The Name Gengulphus

The Cross of St Gengoult, near Méligny le Grand
In the days when Pepin bore the royal sceptre… a renowned youth grew up in those regions;
outstanding in arms, handsome in body, and pleasing in the uprightness of his behaviour.  
His name was Gengulphus.

The Saint’s name is of Germanic origin and consists, as was characteristic for people of the higher classes, of two elements gang (step, or way, or gait) plus wulf (wolf); exactly the same elements, but in reversed order, form the German name Wolfgang.  The name is not unique to the Saint himself.  Other instances of the name in the Merovingian period may refer to members of the same family.

The Saint’s name is spelt in a bewildering number of ways, reflecting the variety of linguistic traditions in which his cultus took root.

In French the name has sometimes been misunderstood (and still occasionally is) as containing Jean plus some other element, giving rise to forms such as St Jean Goul and St Jean Goult.

The spelling Gengoux reflects a mediaeval convention shared by many French words whereby final -ls is represented by -x. (As, for example, beaux for bels.)

The author of the anonymous Life of St Ceolfrith, speaking of the man who might have been an ancestor or relation of the Saint, records the name in its most primitive form:  Gangvulfus.

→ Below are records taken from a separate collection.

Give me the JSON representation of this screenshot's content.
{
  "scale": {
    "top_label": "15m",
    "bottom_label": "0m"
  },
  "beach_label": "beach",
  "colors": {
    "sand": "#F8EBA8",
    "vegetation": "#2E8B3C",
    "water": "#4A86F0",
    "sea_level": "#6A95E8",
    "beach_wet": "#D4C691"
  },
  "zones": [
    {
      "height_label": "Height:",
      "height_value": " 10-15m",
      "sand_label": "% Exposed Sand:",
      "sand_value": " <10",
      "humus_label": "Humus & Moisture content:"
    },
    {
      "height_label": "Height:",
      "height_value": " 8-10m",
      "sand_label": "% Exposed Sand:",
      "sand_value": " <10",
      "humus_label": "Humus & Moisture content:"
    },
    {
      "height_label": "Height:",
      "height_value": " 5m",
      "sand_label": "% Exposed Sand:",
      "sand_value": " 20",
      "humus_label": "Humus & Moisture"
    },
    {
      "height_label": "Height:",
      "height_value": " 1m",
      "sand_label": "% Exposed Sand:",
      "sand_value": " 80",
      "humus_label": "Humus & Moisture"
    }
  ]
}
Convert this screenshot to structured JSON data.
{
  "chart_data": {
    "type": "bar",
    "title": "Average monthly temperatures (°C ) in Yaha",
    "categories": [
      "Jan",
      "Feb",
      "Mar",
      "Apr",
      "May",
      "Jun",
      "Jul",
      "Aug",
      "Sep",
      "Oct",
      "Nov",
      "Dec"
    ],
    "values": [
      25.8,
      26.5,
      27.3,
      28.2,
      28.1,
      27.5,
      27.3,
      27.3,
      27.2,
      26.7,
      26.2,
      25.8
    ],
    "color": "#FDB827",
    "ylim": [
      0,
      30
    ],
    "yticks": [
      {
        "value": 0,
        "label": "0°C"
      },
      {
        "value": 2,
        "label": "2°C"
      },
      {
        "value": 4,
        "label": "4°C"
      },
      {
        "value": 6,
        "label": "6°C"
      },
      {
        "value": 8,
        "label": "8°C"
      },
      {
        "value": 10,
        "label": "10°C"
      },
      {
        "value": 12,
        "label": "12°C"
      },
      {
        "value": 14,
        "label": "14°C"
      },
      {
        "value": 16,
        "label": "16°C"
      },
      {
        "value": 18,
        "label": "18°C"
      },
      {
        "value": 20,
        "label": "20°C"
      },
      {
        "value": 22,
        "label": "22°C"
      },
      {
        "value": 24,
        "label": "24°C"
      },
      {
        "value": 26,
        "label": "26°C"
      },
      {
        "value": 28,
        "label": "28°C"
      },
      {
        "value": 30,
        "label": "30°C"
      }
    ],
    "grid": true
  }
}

Variations of the name, past and present, include:

ENGLISH: Gengulph   Gengulphus   Gingo   Jingo

FRENCH: Gaingulphe   Gangond   Gandouffe   Gangolph   Gangon  Gangoen   Gangou  Gangouf   Gangouffe   Gangoul   Gangulphe   Gengon   Gengou   Gengoul   Gengoulph   Gengoult   Gengoux  Gengulphe   Gigoult Gigout   Gingeon   Gingolph   Gingoux   Jangon   Jeangon   Jean Goul   Jean Goult – and something completely different in 2020: Jeangu*

GAUMAIS: Djangon

GERMAN: Galgolf   Gandulf   Gangloff   Gangolf   Gangulf   Gegot   Gendulf   Genf   Gengol   Gengolf   Gengoulf   Gent   Gingolf   Golf   Gongolf   Gulf   Kangolf


The form Gangolf d’Avallon, which is used in the article on the Saint in French Wikipedia, is unfortunate and requires some comment.  It is not the Saint’s name as it appears in the primary source (Vita I) where Gangulphus or Gengulphus is used throughout.  Neither does it appear in any other significant secondary source, nor in the Martyrologium Romanum, nor in any reputable work of reference;  neither does Gangolf reflect a version of the name commonly used in France today (see below, and his Cultus in France);  neither is any church or chapel in France dedicated to him under this name – and one can only question the basis upon which this form was chosen.  The totally unwarranted addition of d’Avallon to his name also prejudges the issue of whether the Avalense territorio in which Gengulph took up residence following his separation from his wife should be identified with Avallon in Yonne (the most northern of the four departements presently outlining Burgundy) , or with some more local destination such as Vaux la Douce.  This identification is not regarded as certain by serious and competent scholars.  In brief, the questionable form Gangolf d’Avallon is perverse, prejudicial, unscholarly and misleading.

*This last French name – never noted before by the editor and not earlier recorded as a version referring to the Saint – is the first name of the singer who was to represent the Netherlands in the (cancelled) European Song Contest in 2020. Just added as a curiousity.